Estate, ferie, vacanze. Ma siete in regola con i documenti di viaggio? Perchè spesso ci si accorge che il proprio documento di identità sta per scadere, o è già scaduto, solo quando si è già con la mente alle vacanze. Purtroppo non basta una chiamata last minute all'ufficio passaporti per avere un documento di identità valido in tempo per salire sulla scaletta dell'aereo. I tempi per il rilascio si sono allungati un po' ovunque nel periodo post pandemico a causa delle nuove procedure introdotte per fissare gli appuntamenti. Il forte numero di richieste poi, nel momento della ripartenza del business dei viaggi, ha congestionato gli uffici che si sono travati a dover espletare un alto numero di domande. I tempi erano arrivati a diversi mesi di attesa per ricevere un appuntamento.

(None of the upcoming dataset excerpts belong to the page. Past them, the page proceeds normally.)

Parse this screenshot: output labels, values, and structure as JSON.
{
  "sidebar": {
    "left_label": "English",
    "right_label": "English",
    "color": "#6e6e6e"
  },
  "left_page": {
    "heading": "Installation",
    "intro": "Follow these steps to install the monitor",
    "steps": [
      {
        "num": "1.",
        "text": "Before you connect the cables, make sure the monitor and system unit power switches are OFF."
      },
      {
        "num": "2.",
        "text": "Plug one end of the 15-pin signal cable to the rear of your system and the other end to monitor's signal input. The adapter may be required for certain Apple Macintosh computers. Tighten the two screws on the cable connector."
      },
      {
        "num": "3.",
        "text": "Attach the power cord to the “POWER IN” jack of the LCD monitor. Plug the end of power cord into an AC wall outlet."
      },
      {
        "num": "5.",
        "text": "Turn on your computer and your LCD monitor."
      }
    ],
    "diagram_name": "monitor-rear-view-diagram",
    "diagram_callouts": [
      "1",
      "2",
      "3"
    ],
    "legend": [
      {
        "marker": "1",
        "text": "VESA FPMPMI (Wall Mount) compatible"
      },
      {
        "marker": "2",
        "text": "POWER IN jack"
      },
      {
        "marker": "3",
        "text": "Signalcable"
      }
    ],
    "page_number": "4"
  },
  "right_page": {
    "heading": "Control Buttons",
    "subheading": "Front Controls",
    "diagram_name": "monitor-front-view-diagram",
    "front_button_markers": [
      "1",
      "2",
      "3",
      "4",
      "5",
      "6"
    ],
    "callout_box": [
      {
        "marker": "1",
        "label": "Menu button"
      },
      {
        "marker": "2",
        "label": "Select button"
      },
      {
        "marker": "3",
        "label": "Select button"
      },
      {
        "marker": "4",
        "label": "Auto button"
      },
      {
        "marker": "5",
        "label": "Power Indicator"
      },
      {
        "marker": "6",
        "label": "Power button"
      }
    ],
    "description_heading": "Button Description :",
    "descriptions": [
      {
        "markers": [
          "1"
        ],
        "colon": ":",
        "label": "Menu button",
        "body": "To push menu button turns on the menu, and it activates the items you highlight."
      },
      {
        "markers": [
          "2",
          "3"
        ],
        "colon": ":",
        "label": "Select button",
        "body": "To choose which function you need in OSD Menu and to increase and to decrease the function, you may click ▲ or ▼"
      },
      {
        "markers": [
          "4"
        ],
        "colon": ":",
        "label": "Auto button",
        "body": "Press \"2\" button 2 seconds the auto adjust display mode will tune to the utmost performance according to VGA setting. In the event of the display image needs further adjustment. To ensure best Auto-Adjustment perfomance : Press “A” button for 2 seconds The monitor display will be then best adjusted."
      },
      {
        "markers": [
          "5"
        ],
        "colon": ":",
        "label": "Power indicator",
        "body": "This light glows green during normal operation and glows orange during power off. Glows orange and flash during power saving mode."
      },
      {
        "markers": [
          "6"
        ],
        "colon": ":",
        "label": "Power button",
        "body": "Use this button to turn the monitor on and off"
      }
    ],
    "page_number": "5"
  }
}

L'ufficio passaporti della Questura di Rimini fa sapere di essere in grado, al momento, di rilasciare il documento in circa un mese. “Siamo una delle poche Questure in Italia dove è possibile sia prendere appuntamento che presentarsi di persona per il rilascio”. Tempi ancora più ridotti per i cittadini sammarinesi che in 15 giorni possono avere il documento in mano rilasciato dall'Ufficio di Stato Civile.

Diversa invece la situazione per tutti gli italiani residenti sul Titano iscritti all'Aire che devono passare dall'Ambasciata d'Italia a San Marino per avere carta d'identità o passaporto. I tempi in questo caso sono parecchio più lunghi: sopra i 4 mesi per la carta d'identità elettronica, sopra i 6 per il passaporto. “Abbiamo aumentato il numero di appuntamenti a disposizione-  fanno sapere dall'ambasciata – così siamo riusciti ad accorciare un po' i tempi che erano arrivati agli 8 mesi per il passaporto, ma con il personale che abbiamo a disposizione non riusciamo a garantire fasce ulteriori”.

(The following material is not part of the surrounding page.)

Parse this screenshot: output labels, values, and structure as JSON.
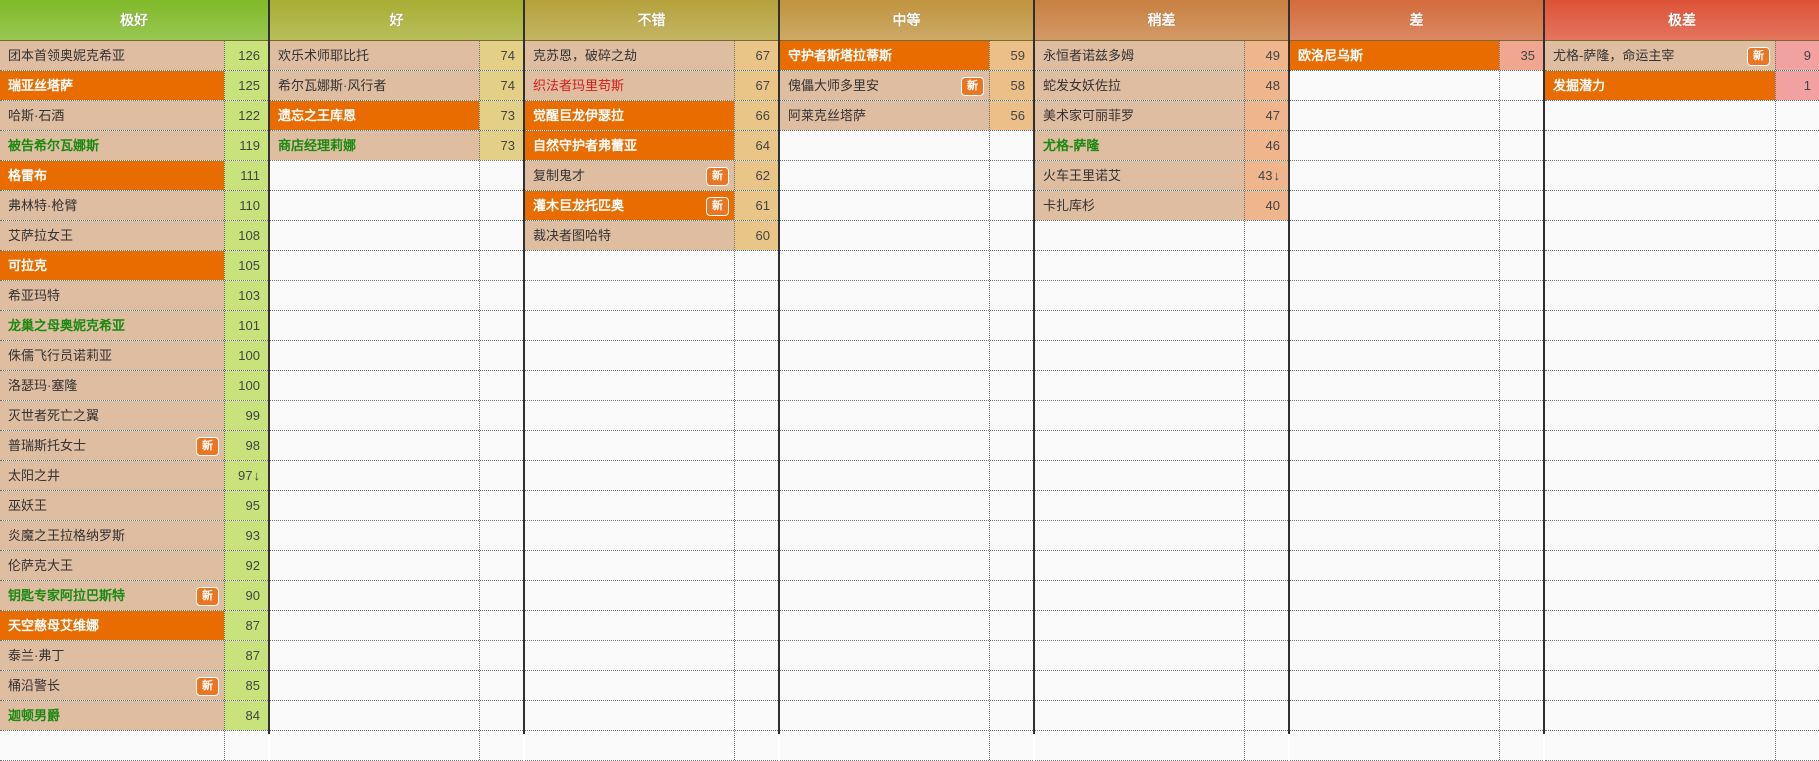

Ma come mai serve così tanto per poter avere un documento di identità? Anche in questo caso l'impennata di richieste di documenti per partire, dopo gli anni di limitazioni, ha portato ad un conseguente aumento dei tempi di attesa. “È cresciuto anche i cittadini che fanno riferimento all'Ambasciata, che si attestano, al momento, a circa 16mila persone". Il cambio delle procedure per richiedere un appuntamento anche qui ha portato ad una dilatazione dei tempi: prima bastava una mail o una telefonata, ora è necessaria la registrazione ad un portale che indirizza alle date disponibili. “Servirebbe una maggiore collaborazione de parte dell'utenza – continuano dall'Ambasciata – capita spesso che le persone prendano appuntamento per poi non presentarsi senza avvisare. Sono tutti posti che potrebbero essere assegnati ad altri cittadini in lista, se chi non si presenta avvisasse”. Sempre dall'Ambasciata ricordano che per motivi di comprovata urgenza, lavorativa o sanitaria, è possibile contattare i loro uffici e attivare una procedura prioritaria

Per tutti quelli che sognano di avere la carta d'imbarco in mano l'avviso è dunque chiaro: premunitevi per tempo!